Pero todavía hay algo más: desde el punto de vista de la evolución de las especies, cualquier extraño al grupo, la tribu, la jauría, es potencialmente peligroso (¡cuánto más a la especie!); la naturaleza muestra que entre los animales se libra una lucha y competencia entre grupos que no tiene nada que envidiar a las guerras y las brutalidades humanas, Bush incluido. Así, la exofobia es un rasgo consistente con la preservación de la especie.

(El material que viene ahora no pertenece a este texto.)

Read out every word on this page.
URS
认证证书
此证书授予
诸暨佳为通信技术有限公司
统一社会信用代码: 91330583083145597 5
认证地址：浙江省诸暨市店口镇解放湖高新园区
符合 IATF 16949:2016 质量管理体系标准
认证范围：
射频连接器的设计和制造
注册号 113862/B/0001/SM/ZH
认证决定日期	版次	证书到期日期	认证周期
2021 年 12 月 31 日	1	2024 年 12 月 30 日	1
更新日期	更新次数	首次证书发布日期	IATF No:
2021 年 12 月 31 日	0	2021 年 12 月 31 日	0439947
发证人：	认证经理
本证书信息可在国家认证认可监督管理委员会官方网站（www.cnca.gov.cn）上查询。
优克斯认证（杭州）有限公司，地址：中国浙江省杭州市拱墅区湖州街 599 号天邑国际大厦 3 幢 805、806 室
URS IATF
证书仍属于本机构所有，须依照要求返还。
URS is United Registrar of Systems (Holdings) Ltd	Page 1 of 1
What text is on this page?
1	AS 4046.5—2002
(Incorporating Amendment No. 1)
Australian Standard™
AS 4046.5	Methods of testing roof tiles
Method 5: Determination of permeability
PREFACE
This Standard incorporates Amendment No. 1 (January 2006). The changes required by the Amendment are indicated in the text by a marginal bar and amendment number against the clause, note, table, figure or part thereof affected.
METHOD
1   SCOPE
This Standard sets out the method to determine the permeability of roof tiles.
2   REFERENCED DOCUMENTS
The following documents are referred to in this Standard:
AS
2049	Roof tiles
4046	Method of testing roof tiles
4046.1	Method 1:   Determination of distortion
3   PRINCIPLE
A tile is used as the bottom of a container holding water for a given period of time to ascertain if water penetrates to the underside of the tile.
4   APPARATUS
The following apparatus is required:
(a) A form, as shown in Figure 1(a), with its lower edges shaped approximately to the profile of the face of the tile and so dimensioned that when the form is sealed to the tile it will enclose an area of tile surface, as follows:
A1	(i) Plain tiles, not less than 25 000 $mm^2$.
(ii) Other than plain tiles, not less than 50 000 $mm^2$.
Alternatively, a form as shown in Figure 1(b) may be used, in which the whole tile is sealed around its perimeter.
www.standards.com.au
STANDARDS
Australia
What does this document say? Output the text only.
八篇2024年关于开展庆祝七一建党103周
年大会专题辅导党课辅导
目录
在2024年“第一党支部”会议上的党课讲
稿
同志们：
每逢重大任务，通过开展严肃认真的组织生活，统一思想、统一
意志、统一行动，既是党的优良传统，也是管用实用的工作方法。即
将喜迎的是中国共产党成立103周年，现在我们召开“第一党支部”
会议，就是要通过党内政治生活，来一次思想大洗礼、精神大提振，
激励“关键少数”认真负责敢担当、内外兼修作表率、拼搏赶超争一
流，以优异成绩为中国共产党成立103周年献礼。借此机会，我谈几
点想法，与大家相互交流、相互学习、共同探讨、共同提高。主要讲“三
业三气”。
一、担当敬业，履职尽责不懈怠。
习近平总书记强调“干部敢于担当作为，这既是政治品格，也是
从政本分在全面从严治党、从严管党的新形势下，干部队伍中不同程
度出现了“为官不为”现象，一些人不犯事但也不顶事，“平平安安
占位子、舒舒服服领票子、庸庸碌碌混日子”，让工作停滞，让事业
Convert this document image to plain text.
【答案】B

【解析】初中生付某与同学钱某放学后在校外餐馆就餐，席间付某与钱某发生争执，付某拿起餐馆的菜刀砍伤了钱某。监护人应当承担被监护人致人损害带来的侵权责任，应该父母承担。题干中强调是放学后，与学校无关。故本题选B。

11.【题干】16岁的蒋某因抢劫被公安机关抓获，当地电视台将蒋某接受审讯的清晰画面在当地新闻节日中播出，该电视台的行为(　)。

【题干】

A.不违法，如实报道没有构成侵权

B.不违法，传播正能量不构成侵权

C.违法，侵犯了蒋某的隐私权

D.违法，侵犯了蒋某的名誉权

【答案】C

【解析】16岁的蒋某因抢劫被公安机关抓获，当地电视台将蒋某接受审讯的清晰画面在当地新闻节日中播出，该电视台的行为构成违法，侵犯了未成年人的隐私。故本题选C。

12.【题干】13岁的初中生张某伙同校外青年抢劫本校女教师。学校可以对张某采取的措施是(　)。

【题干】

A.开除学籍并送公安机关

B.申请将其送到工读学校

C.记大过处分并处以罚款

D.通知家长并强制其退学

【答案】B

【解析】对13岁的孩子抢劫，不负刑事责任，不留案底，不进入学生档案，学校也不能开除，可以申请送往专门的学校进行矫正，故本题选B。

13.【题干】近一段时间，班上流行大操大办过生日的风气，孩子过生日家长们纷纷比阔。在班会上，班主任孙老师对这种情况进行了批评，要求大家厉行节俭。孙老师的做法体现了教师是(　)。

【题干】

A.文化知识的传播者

Eso, desde el punto de vista evolutivo. Pero también hay una razón cultural: después de haber salido del centro del universo, después de haber salido del centro de la biología, hay un aferrarse a la inteligencia como el único rasgo distintivo, lo único que, en principio nos diferencia es que somos sujetos, sujetos capaces de decir “yo”, y de intuir vagamente lo que tan esotérica palabra significa. Es lógico que muchos se pongan a temblar si algo, aparte de nosotros, es capaz de pronunciar la más terrorífica, la peor de las palabras: Yo.